Jakarta – Bekas Kasubdit Bukti Permulaan Direktorat Penegakan Hukum Ditjen Pajak Handang Soekarno divonis 10 tahun penjara, denda Rp 500 juta, subsider 4 bln. kurungan. Handang dapat dibuktikan bersalah lakukan tindak pidana korupsi dalam pengurusan pajak PT EK Sempurna Export Indonesia.

” Menyebutkan terdakwa Handang Soekarno sudah dapat dibuktikan dengan sah serta memberikan keyakinan bersalah lakukan tindak pidana korupsi, ” tutur hakim ketua Franky membacakan amar putusan dalam sidang di Pengadilan Tindak Pidana Korupsi (Tipikor) Jl Bungur Besar, Jakarta Pusat, Senin (24/7/2017).

Dalam putusan, hakim menyebutkan Handang Soekarno sebagai Kasubdit Bukti Permulaan Direktorat Penegakan Hukum Ditjen Pajak dapat dibuktikan menolong penyelesaian persoalan pajak yang dihadapi PT EK Sempurna Export Indonesia, untuk terima imbalan uang sejumlah Rp 6 miliar.

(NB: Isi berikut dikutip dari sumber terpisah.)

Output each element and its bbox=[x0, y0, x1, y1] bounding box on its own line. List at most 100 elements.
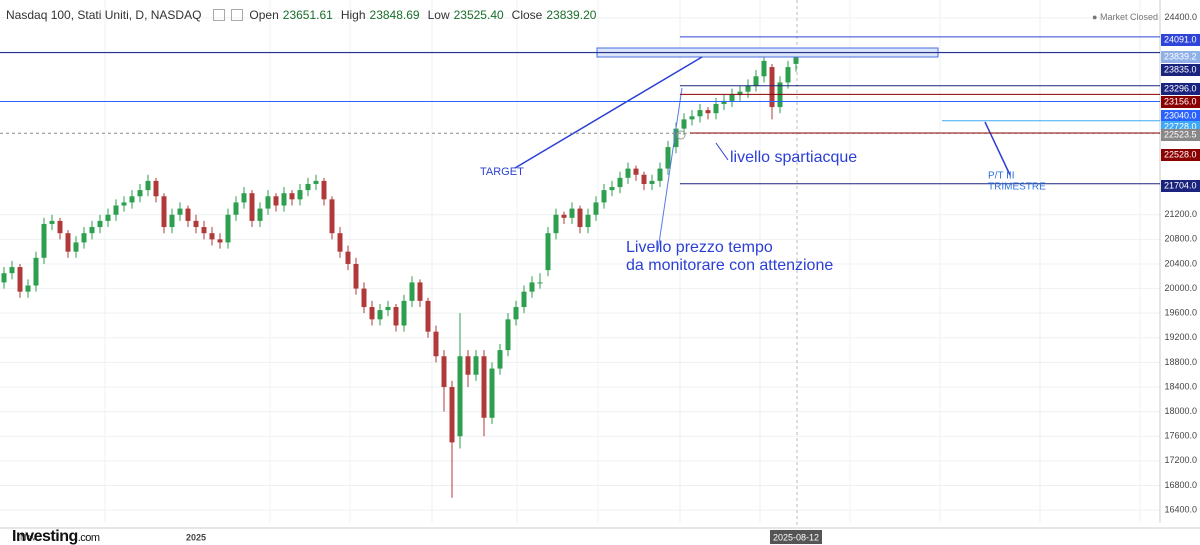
candle-body bbox=[297, 190, 303, 200]
ohlc-value: 23651.61 bbox=[282, 8, 333, 22]
candle-body bbox=[761, 60, 767, 77]
candle-body bbox=[329, 199, 335, 234]
ohlc-key: Close bbox=[511, 8, 543, 22]
candle-body bbox=[633, 168, 639, 175]
candle-body bbox=[145, 180, 151, 191]
candle-body bbox=[97, 220, 103, 228]
candle-body bbox=[745, 85, 751, 92]
candle-body bbox=[705, 110, 711, 114]
candle-body bbox=[393, 307, 399, 326]
price-label-box bbox=[1161, 149, 1200, 161]
candle-body bbox=[209, 233, 215, 240]
candle-body bbox=[249, 193, 255, 221]
candle-body bbox=[225, 214, 231, 243]
y-tick-label: 20800.0 bbox=[1164, 234, 1197, 244]
candle-body bbox=[593, 202, 599, 215]
candle-body bbox=[441, 356, 447, 388]
brand: Investing bbox=[12, 528, 78, 545]
trend-line bbox=[984, 121, 1011, 176]
candle-body bbox=[177, 208, 183, 215]
ohlc-key: Open bbox=[249, 8, 279, 22]
candle-body bbox=[785, 67, 791, 83]
y-tick-label: 16400.0 bbox=[1164, 504, 1197, 514]
y-tick-label: 17200.0 bbox=[1164, 455, 1197, 465]
candle-body bbox=[769, 67, 775, 108]
trend-line bbox=[514, 56, 703, 169]
annotation: TARGET bbox=[480, 166, 524, 178]
y-tick-label: 20400.0 bbox=[1164, 258, 1197, 268]
candle-body bbox=[281, 193, 287, 206]
candle-body bbox=[505, 319, 511, 351]
header: Nasdaq 100, Stati Uniti, D, NASDAQ Open 2… bbox=[6, 8, 600, 22]
candle-body bbox=[81, 233, 87, 243]
candle-body bbox=[793, 52, 799, 64]
candle-body bbox=[161, 196, 167, 228]
logo: Investing.com bbox=[12, 528, 100, 545]
price-label-box bbox=[1161, 180, 1200, 192]
candle-body bbox=[449, 387, 455, 443]
annotation: livello spartiacque bbox=[730, 149, 857, 166]
price-label: 21704.0 bbox=[1164, 180, 1197, 190]
price-label: 23040.0 bbox=[1164, 110, 1197, 120]
x-tick-label: 2025-08-12 bbox=[773, 532, 819, 542]
status: Market Closed bbox=[1099, 12, 1158, 22]
candle-body bbox=[241, 193, 247, 203]
symbol: Nasdaq 100, Stati Uniti, D, NASDAQ bbox=[6, 8, 202, 22]
y-tick-label: 19600.0 bbox=[1164, 308, 1197, 318]
candle-body bbox=[585, 214, 591, 228]
candle-body bbox=[129, 196, 135, 203]
candle-body bbox=[9, 267, 15, 274]
price-label-box bbox=[1161, 96, 1200, 108]
price-label-box bbox=[1161, 129, 1200, 141]
candle-body bbox=[377, 310, 383, 320]
candle-body bbox=[433, 331, 439, 357]
candle-body bbox=[529, 282, 535, 292]
icon[interactable] bbox=[231, 9, 244, 21]
candle-body bbox=[1, 273, 7, 283]
ohlc-value: 23839.20 bbox=[546, 8, 597, 22]
candle-body bbox=[737, 91, 743, 95]
candle-body bbox=[41, 223, 47, 258]
x-tick-label: 2025 bbox=[186, 532, 206, 542]
candle-body bbox=[673, 128, 679, 148]
candle-body bbox=[49, 220, 55, 224]
ohlc-value: 23525.40 bbox=[453, 8, 504, 22]
candle-body bbox=[545, 233, 551, 271]
trend-line bbox=[715, 142, 729, 161]
candle-body bbox=[641, 174, 647, 184]
price-label: 24091.0 bbox=[1164, 34, 1197, 44]
price-label: 23296.0 bbox=[1164, 83, 1197, 93]
candle-body bbox=[489, 368, 495, 418]
candle-body bbox=[273, 196, 279, 206]
ohlc-key: Low bbox=[427, 8, 450, 22]
trend-line bbox=[657, 87, 683, 251]
price-label-box bbox=[1161, 34, 1200, 46]
candle-body bbox=[361, 288, 367, 308]
candle-body bbox=[561, 214, 567, 218]
candle-body bbox=[185, 208, 191, 221]
y-tick-label: 21200.0 bbox=[1164, 209, 1197, 219]
candle-body bbox=[289, 193, 295, 200]
candle-body bbox=[609, 187, 615, 191]
candle-body bbox=[473, 356, 479, 375]
price-label: 22728.0 bbox=[1164, 121, 1197, 131]
candle-body bbox=[417, 282, 423, 301]
y-tick-label: 17600.0 bbox=[1164, 431, 1197, 441]
candle-body bbox=[217, 239, 223, 243]
candle-body bbox=[425, 300, 431, 332]
candle-body bbox=[369, 307, 375, 320]
candle-body bbox=[617, 177, 623, 188]
price-label-box bbox=[1161, 51, 1200, 63]
price-label: 22523.5 bbox=[1164, 129, 1197, 139]
y-tick-label: 20000.0 bbox=[1164, 283, 1197, 293]
price-label: 22528.0 bbox=[1164, 149, 1197, 159]
candle-body bbox=[689, 116, 695, 120]
icon[interactable] bbox=[213, 9, 226, 21]
candle-body bbox=[265, 196, 271, 209]
candle-body bbox=[89, 227, 95, 234]
candle-body bbox=[513, 307, 519, 320]
candle-body bbox=[305, 183, 311, 191]
candle-body bbox=[697, 110, 703, 117]
annotation: P/T III bbox=[988, 171, 1015, 182]
annotation: Livello prezzo tempo bbox=[626, 239, 773, 256]
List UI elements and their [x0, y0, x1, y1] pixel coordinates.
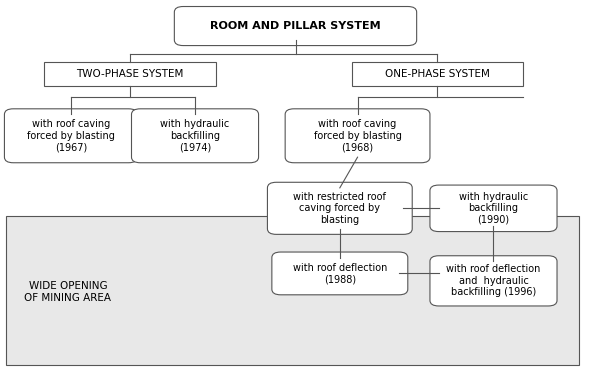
FancyBboxPatch shape [430, 256, 557, 306]
FancyBboxPatch shape [430, 185, 557, 231]
Text: ROOM AND PILLAR SYSTEM: ROOM AND PILLAR SYSTEM [210, 21, 381, 31]
FancyBboxPatch shape [6, 216, 579, 365]
Text: with hydraulic
backfilling
(1974): with hydraulic backfilling (1974) [160, 119, 230, 153]
Text: with roof caving
forced by blasting
(1967): with roof caving forced by blasting (196… [27, 119, 115, 153]
FancyBboxPatch shape [4, 109, 137, 163]
FancyBboxPatch shape [174, 6, 417, 45]
Text: ONE-PHASE SYSTEM: ONE-PHASE SYSTEM [385, 70, 490, 79]
FancyBboxPatch shape [352, 62, 523, 86]
FancyBboxPatch shape [272, 252, 408, 295]
Text: with roof deflection
and  hydraulic
backfilling (1996): with roof deflection and hydraulic backf… [446, 264, 541, 298]
Text: WIDE OPENING
OF MINING AREA: WIDE OPENING OF MINING AREA [24, 281, 112, 303]
FancyBboxPatch shape [285, 109, 430, 163]
Text: TWO-PHASE SYSTEM: TWO-PHASE SYSTEM [76, 70, 184, 79]
FancyBboxPatch shape [132, 109, 259, 163]
FancyBboxPatch shape [267, 182, 413, 234]
FancyBboxPatch shape [44, 62, 216, 86]
Text: with roof deflection
(1988): with roof deflection (1988) [293, 263, 387, 284]
Text: with hydraulic
backfilling
(1990): with hydraulic backfilling (1990) [459, 192, 528, 225]
Text: with restricted roof
caving forced by
blasting: with restricted roof caving forced by bl… [293, 192, 387, 225]
Text: with roof caving
forced by blasting
(1968): with roof caving forced by blasting (196… [314, 119, 401, 153]
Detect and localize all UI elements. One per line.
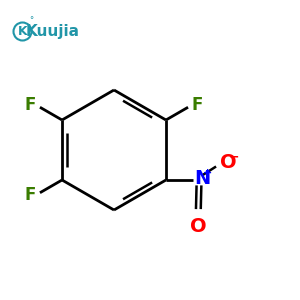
Text: F: F [192, 96, 203, 114]
Text: F: F [25, 96, 36, 114]
Text: +: + [203, 168, 212, 178]
Text: °: ° [29, 16, 33, 26]
Text: O: O [190, 218, 207, 236]
Text: F: F [25, 186, 36, 204]
Text: N: N [194, 169, 210, 188]
Text: K: K [18, 25, 27, 38]
Text: −: − [229, 150, 239, 164]
Text: Kuujia: Kuujia [26, 24, 80, 39]
Text: O: O [220, 153, 236, 172]
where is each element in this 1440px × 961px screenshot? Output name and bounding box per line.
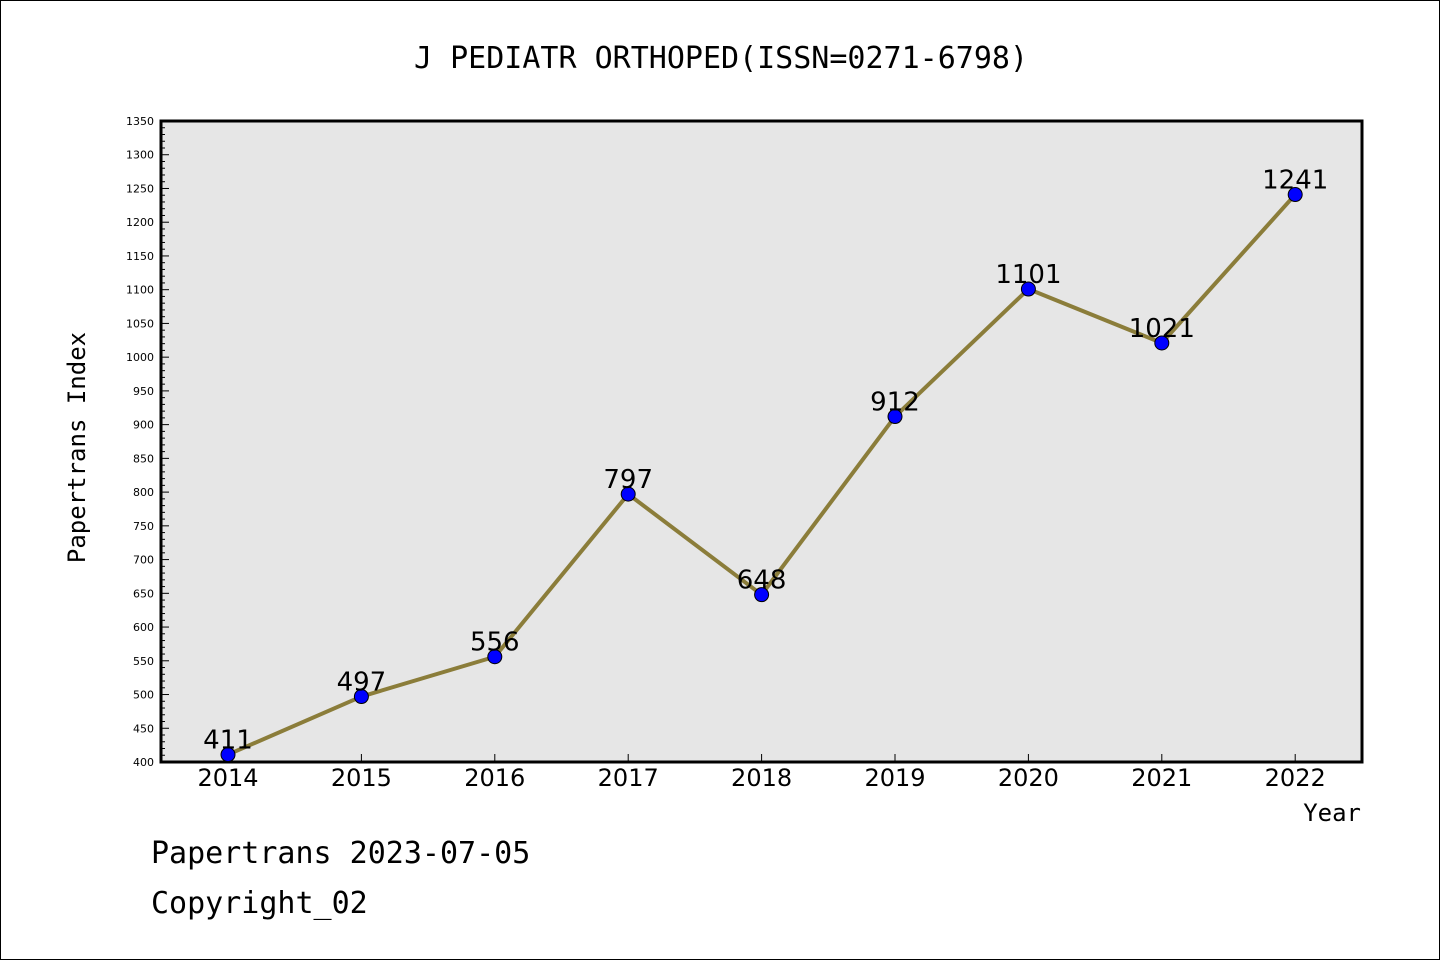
data-label: 497 (337, 668, 387, 698)
y-tick-label: 1150 (126, 250, 154, 263)
x-tick-label: 2018 (731, 764, 792, 792)
y-tick-label: 1000 (126, 351, 154, 364)
y-tick-label: 1050 (126, 317, 154, 330)
y-tick-label: 500 (133, 689, 154, 702)
y-tick-label: 900 (133, 419, 154, 432)
data-point (353, 689, 369, 705)
y-tick-label: 1300 (126, 149, 154, 162)
x-tick-label: 2016 (464, 764, 525, 792)
plot-area (159, 119, 1364, 764)
x-axis: 2014 2015 2016 2017 2018 2019 2020 2021 2022 (197, 754, 1326, 792)
y-axis: 400 450 500 550 600 650 700 750 800 850 900 950 1000… (126, 115, 169, 769)
data-point (1020, 281, 1036, 297)
x-tick-label: 2022 (1265, 764, 1326, 792)
data-label: 1021 (1129, 314, 1195, 344)
y-tick-label: 400 (133, 756, 154, 769)
data-label: 912 (870, 388, 920, 418)
x-tick-label: 2017 (598, 764, 659, 792)
data-label: 648 (737, 566, 787, 596)
x-tick-label: 2019 (864, 764, 925, 792)
y-tick-label: 1350 (126, 115, 154, 128)
x-tick-label: 2020 (998, 764, 1059, 792)
x-tick-label: 2014 (197, 764, 258, 792)
x-axis-title: Year (1303, 799, 1361, 827)
y-tick-label: 1250 (126, 182, 154, 195)
y-tick-label: 1200 (126, 216, 154, 229)
y-tick-label: 550 (133, 655, 154, 668)
data-point (620, 486, 636, 502)
data-point (1287, 187, 1303, 203)
data-point (220, 747, 236, 763)
y-tick-label: 850 (133, 452, 154, 465)
footer-copyright: Copyright_02 (151, 886, 368, 921)
data-label: 411 (203, 726, 253, 756)
footer-date: Papertrans 2023-07-05 (151, 836, 531, 871)
data-label: 797 (603, 465, 653, 495)
data-label: 1241 (1262, 166, 1328, 196)
y-tick-label: 650 (133, 587, 154, 600)
y-axis-title: Papertrans Index (63, 332, 91, 563)
y-tick-label: 800 (133, 486, 154, 499)
y-tick-label: 450 (133, 722, 154, 735)
data-label-layer: 411 497 556 797 648 912 1101 1021 1241 (203, 166, 1328, 756)
y-tick-label: 950 (133, 385, 154, 398)
series-line-layer (220, 187, 1303, 763)
chart-title: J PEDIATR ORTHOPED(ISSN=0271-6798) (414, 41, 1028, 76)
y-tick-label: 750 (133, 520, 154, 533)
data-point (487, 649, 503, 665)
y-tick-label: 600 (133, 621, 154, 634)
data-point (887, 409, 903, 425)
x-tick-label: 2015 (331, 764, 392, 792)
y-tick-label: 1100 (126, 284, 154, 297)
data-label: 1101 (995, 260, 1061, 290)
x-tick-label: 2021 (1131, 764, 1192, 792)
y-tick-label: 700 (133, 554, 154, 567)
data-label: 556 (470, 628, 520, 658)
data-point (754, 587, 770, 603)
data-point (1154, 335, 1170, 351)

Dari jumlah uang itu, Handang dapat dibuktikan terima suap sejumlah Rp 1, 9 miliar. Suap itu di terima Handang dari Country Director PT EK Sempurna Export Indonesia, R Rajamohanan Nair.

” Rajamohanan Nair menyerahkan uang tersebut di Surabaya. Lantas terdakwa memohon Kanwil DJP Jawa Timur I Yustinus Herri Sulistyo yang disebut orang keyakinan Handang. Menurut majelis hakim ada unsur terima hadiah, ” kata hakim.

Diluar itu, hakim mengatakan sebagian persoalan perpajakan selama Januari 2012 sampai Desember 2014. Ramapanicker dengan kata lain Mohan pada 26 Agustus memajukan permintaan restitusi ke KPP PMA Enam dengan junlah Rp 3, 5 miliar. Lantas pada Juni 2016, KPP PMA Enam memberi imbauan pada PT EKP untuk melunasi hutang PPN pembelian kacang mete gelondong tahun 2014 sebesar Rp 36, 8 miliar.

Lalu, pada 19 Agustus 2016 Chief Accountant PT EKP Siswanto penuhi undangan Kepala KPP PMA Enam Jhonny Sirait yang setelah itu dianjurkan untuk ikuti program tax amnesty. Tetapi, sampai batas saat yang ditetapkan PT EKP tidak memajukan tax amnesty.

Baca Juga  Di Rutan KPK Tak Ada Ospek Bagi Tahanan Baru , Lain Hal di Rutan Guntur

” Uang yang di terima dari Rajamohanan problem perpajakan PT EKP Indonesia surat tagihan pajak sampai tax amnesty. Rajamohanan dengan menghubungi terdakwa Handang problem pajak sesudah terima anjuran dari Rudi. Serta memohon pertolongan saksi Arif kirim dokumen lewat Whatsapp serta diteruskan Handang serta terdakwa menyanggupinya, ” kata hakim.

Hakim menyebutkan Handang juga menyalahi kewenangannya jadi pegawai negeri atau penyelenggara negara dengan terima hadiah atau janji. Mengenai unsur-unsur Pasal 12 huruf a UU Tipikor tercukupi dalam perkara Handang ini.

Unsur paling akhir yaitu dia ketahui hadiah yang didapatkan mempunyai tujuan supaya dianya lakukan atau tidak lakukan suatu hal dalam jabatannya yang bertentangan dengan kewajibannya.

” Orang yang lakukan dengan berniat serta ketahui dan mengerti. Menimbang kesengajaan memastikan ada kekeliruan serta sama-sama terkait, ” tutur hakim.